Community education is one of those slightly intangible things. We all agree it has substantial benefits. It is just that those benefits are hard to measure.
I have just finished my first term of community education in the city (woodwork, if you must know) and I'm grateful for the opportunityto acquire some long-needed practical abilities. All being well, I'll be back in the new year.
So it has been sad to report on the disunity among Wanganui's Community Education Service - a service that has battled on against challenging odds, picking up a national award. Two CES stalwarts, Rosemary Hovey (who kindly squeezed me on my course at the last minute) and Lidy Schouw, have resigned after a parting of the ways - part personal; part philosophical, it seems - with the CES board.
Community education has been a struggle since its government funding was cut in 2009. People lost their jobs and old codgers - and others - lost the chance to get out and about, stimulate their brains and acquire some useful skills.
Community education had become "a luxury" we could no longer afford.
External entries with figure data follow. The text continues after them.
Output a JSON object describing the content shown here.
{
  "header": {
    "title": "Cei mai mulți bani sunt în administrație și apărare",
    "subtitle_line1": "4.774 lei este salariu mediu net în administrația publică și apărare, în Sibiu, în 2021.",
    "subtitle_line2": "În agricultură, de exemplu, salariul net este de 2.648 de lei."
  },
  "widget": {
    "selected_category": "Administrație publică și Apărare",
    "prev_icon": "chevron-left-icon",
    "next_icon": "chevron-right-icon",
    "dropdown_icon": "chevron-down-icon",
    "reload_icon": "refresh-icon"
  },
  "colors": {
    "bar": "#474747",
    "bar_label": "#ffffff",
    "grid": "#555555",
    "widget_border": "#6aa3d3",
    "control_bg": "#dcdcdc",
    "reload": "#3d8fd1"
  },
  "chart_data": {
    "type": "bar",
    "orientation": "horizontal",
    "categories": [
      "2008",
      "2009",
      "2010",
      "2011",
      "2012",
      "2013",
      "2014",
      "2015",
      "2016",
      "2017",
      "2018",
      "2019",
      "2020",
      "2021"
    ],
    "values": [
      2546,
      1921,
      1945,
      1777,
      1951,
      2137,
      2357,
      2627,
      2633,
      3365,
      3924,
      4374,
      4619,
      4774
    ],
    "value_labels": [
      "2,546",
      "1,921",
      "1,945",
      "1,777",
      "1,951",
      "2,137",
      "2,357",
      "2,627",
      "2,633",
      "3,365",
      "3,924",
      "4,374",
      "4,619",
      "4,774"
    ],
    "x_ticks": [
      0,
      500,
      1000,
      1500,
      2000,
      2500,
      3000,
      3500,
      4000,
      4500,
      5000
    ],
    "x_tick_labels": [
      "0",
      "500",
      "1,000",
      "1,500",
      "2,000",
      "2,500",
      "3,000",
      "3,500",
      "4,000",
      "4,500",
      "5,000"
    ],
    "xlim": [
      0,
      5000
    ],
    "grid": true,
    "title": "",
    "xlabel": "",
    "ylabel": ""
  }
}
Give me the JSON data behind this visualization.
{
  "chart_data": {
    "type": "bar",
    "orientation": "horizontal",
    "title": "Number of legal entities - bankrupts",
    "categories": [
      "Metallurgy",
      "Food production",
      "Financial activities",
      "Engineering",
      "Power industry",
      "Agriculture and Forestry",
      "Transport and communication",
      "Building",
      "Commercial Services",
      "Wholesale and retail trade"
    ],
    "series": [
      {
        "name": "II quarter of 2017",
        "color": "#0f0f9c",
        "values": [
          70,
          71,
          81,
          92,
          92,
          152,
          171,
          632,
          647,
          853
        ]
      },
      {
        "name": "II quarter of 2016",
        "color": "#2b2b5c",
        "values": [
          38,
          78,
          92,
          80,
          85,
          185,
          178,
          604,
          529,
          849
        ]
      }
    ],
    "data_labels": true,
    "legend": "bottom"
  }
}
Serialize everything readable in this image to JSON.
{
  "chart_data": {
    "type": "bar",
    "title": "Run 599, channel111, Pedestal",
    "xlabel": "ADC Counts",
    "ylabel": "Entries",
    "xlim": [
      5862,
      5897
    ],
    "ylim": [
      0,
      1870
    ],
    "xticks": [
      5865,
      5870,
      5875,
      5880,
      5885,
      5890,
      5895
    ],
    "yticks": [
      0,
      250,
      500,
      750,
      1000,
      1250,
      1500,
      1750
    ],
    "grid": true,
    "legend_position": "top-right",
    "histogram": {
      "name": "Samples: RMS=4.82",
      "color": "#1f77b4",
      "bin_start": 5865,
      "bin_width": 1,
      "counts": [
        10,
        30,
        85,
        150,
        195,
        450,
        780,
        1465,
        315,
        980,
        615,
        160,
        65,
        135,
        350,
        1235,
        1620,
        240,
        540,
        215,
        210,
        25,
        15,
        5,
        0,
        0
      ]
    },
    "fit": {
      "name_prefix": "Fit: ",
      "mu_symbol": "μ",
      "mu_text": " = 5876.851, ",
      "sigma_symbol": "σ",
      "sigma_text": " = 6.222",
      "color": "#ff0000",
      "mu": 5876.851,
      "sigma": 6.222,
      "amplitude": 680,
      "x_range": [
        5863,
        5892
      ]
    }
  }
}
The service flat-lined elsewhere, but in Wanganui the old ticker kept on pumping, and students have continued to enjoy those substantial benefits.
But the bottom line is dollars and cents and the new board's more corporate approach has been to seek sponsorship, something that doesn't seem to have sat easily with staff.
It is a credit to those involved that the split has been done without rancour, and we must trust the CES board's new direction will bear fruit. Chairwoman Jan Bullen is confident it will (see story on page 6). Tomorrow, the 12 financial members of CES will meet and want answers about the loss of respected staff. Whatever else emerges at that meeting, let us hope there is a unity of purpose and a strategy to keep community education alive and kicking in Wanganui.